The second risk of only holding one investment property is that you should expect periods of time where you won’t experience any value appreciation, as highlighted in this blog.
Whilst practically, this has no financial implications, as we know we must hold the property for the long term to enjoy the financial benefits.
However, it is something to consider from a risk profile perspective, to ensure you are comfortable with this potential outcome.
Finally, one of the benefits of investing in multiple properties, is that it gives you greater flexibility, particularly in retirement.
For example, an investor that buys three investment properties when they’re 20 or so years away from retirement, can do so with the intention of potentially selling one property after they’ve retired, to allow them to substantially reduce their debt exposure at that time.

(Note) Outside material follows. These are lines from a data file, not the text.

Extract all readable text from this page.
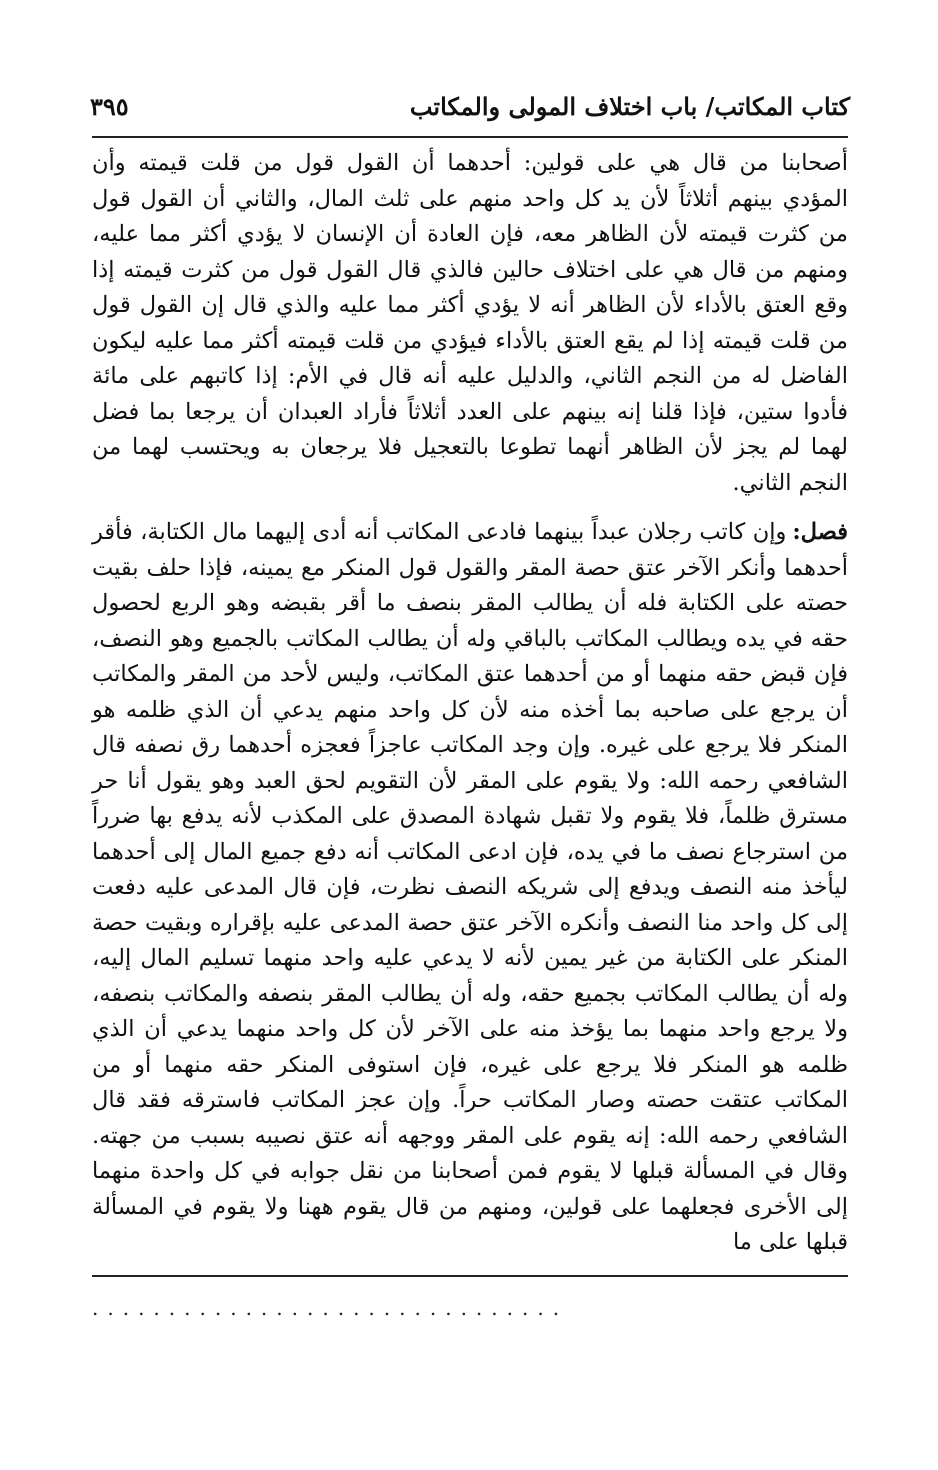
كتاب المكاتب/ باب اختلاف المولى والمكاتب
٣٩٥

أصحابنا من قال هي على قولين: أحدهما أن القول قول من قلت قيمته وأن المؤدي بينهم أثلاثاً لأن يد كل واحد منهم على ثلث المال، والثاني أن القول قول من كثرت قيمته لأن الظاهر معه، فإن العادة أن الإنسان لا يؤدي أكثر مما عليه، ومنهم من قال هي على اختلاف حالين فالذي قال القول قول من كثرت قيمته إذا وقع العتق بالأداء لأن الظاهر أنه لا يؤدي أكثر مما عليه والذي قال إن القول قول من قلت قيمته إذا لم يقع العتق بالأداء فيؤدي من قلت قيمته أكثر مما عليه ليكون الفاضل له من النجم الثاني، والدليل عليه أنه قال في الأم: إذا كاتبهم على مائة فأدوا ستين، فإذا قلنا إنه بينهم على العدد أثلاثاً فأراد العبدان أن يرجعا بما فضل لهما لم يجز لأن الظاهر أنهما تطوعا بالتعجيل فلا يرجعان به ويحتسب لهما من النجم الثاني.

فصل:وإن كاتب رجلان عبداً بينهما فادعى المكاتب أنه أدى إليهما مال الكتابة، فأقر أحدهما وأنكر الآخر عتق حصة المقر والقول قول المنكر مع يمينه، فإذا حلف بقيت حصته على الكتابة فله أن يطالب المقر بنصف ما أقر بقبضه وهو الربع لحصول حقه في يده ويطالب المكاتب بالباقي وله أن يطالب المكاتب بالجميع وهو النصف، فإن قبض حقه منهما أو من أحدهما عتق المكاتب، وليس لأحد من المقر والمكاتب أن يرجع على صاحبه بما أخذه منه لأن كل واحد منهم يدعي أن الذي ظلمه هو المنكر فلا يرجع على غيره. وإن وجد المكاتب عاجزاً فعجزه أحدهما رق نصفه قال الشافعي رحمه الله: ولا يقوم على المقر لأن التقويم لحق العبد وهو يقول أنا حر مسترق ظلماً، فلا يقوم ولا تقبل شهادة المصدق على المكذب لأنه يدفع بها ضرراً من استرجاع نصف ما في يده، فإن ادعى المكاتب أنه دفع جميع المال إلى أحدهما ليأخذ منه النصف ويدفع إلى شريكه النصف نظرت، فإن قال المدعى عليه دفعت إلى كل واحد منا النصف وأنكره الآخر عتق حصة المدعى عليه بإقراره وبقيت حصة المنكر على الكتابة من غير يمين لأنه لا يدعي عليه واحد منهما تسليم المال إليه، وله أن يطالب المكاتب بجميع حقه، وله أن يطالب المقر بنصفه والمكاتب بنصفه، ولا يرجع واحد منهما بما يؤخذ منه على الآخر لأن كل واحد منهما يدعي أن الذي ظلمه هو المنكر فلا يرجع على غيره، فإن استوفى المنكر حقه منهما أو من المكاتب عتقت حصته وصار المكاتب حراً. وإن عجز المكاتب فاسترقه فقد قال الشافعي رحمه الله: إنه يقوم على المقر ووجهه أنه عتق نصيبه بسبب من جهته. وقال في المسألة قبلها لا يقوم فمن أصحابنا من نقل جوابه في كل واحدة منهما إلى الأخرى فجعلهما على قولين، ومنهم من قال يقوم ههنا ولا يقوم في المسألة قبلها على ما

...............................
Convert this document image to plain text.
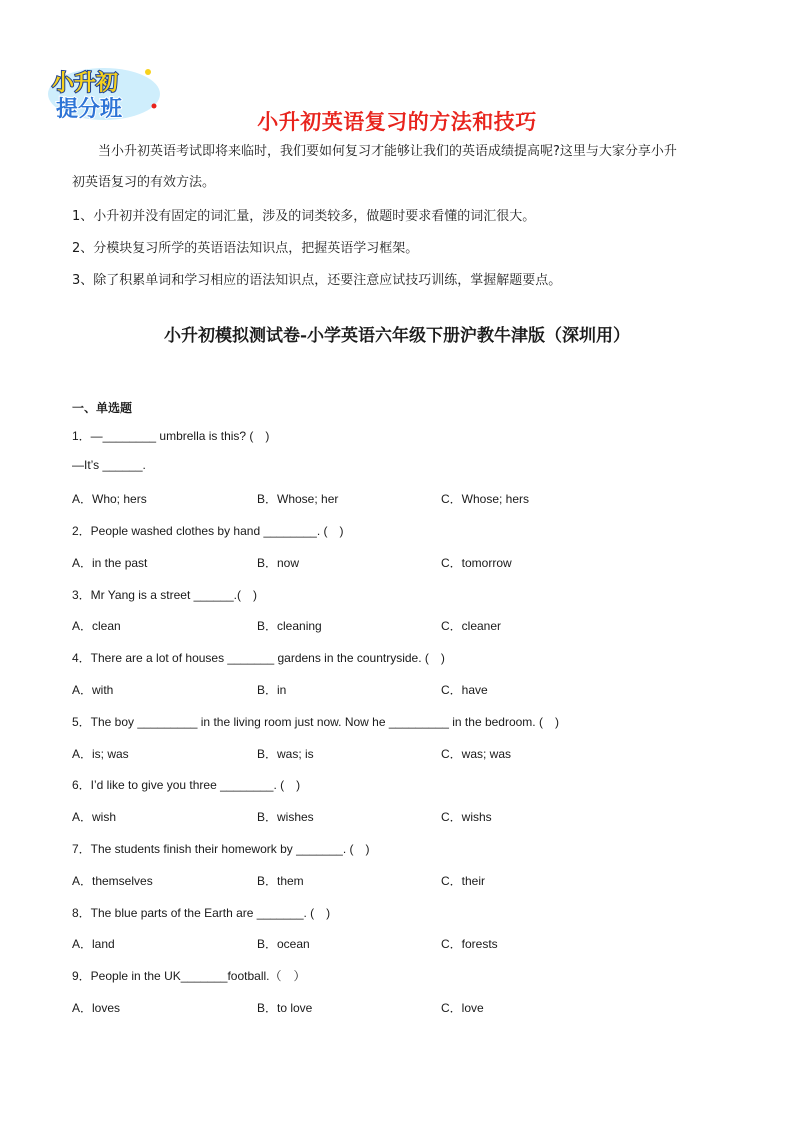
小升初
提分班	小升初英语复习的方法和技巧
当小升初英语考试即将来临时，我们要如何复习才能够让我们的英语成绩提高呢?这里与大家分享小升
初英语复习的有效方法。
1、小升初并没有固定的词汇量，涉及的词类较多，做题时要求看懂的词汇很大。
2、分模块复习所学的英语语法知识点，把握英语学习框架。
3、除了积累单词和学习相应的语法知识点，还要注意应试技巧训练，掌握解题要点。
小升初模拟测试卷-小学英语六年级下册沪教牛津版（深圳用）
一、单选题
1．—________ umbrella is this? (　)
—It’s ______.
A．Who; hers	B．Whose; her	C．Whose; hers
2．People washed clothes by hand ________. (　)
A．in the past	B．now	C．tomorrow
3．Mr Yang is a street ______.(　)
A．clean	B．cleaning	C．cleaner
4．There are a lot of houses _______ gardens in the countryside. (　)
A．with	B．in	C．have
5．The boy _________ in the living room just now. Now he _________ in the bedroom. (　)
A．is; was	B．was; is	C．was; was
6．I’d like to give you three ________. (　)
A．wish	B．wishes	C．wishs
7．The students finish their homework by _______. (　)
A．themselves	B．them	C．their
8．The blue parts of the Earth are _______. (　)
A．land	B．ocean	C．forests
9．People in the UK_______football.（　）
A．loves	B．to love	C．love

Whereas if you only hold one property, you don’t have that flexibility.
The purpose of this blog is to make two important points.
Firstly, an investment-grade house in most capital cities costs a million dollars or more these days.
This is a lot more than what properties cost 30 years ago.
As such, whilst the percentage capital growth rate is important to focus on, it is also important to understand the dollar value impact on our financial position.
Put simply, one investment-grade property will over a much greater impact on our financial position than it did 30 years ago.
Secondly, if you’re going to obsess about one thing with respect to property investing, it should be about quality.
Quality is absolutely critical.
You are much better to put all your money in the highest quality asset you can afford, than spreading your money across several average quality assets.
And levelling up in terms of quality is the best way to reduce your investment risk.
It’s a little bit like buying a pink diamond.
A pink diamond is rarer than a normal white diamond, and as such, due to immutable laws of supply and demand, will always be more valuable than a white diamond.
Therefore, you only want to invest in pink diamonds.
If you want above-average returns, you must invest in an above-average quality property.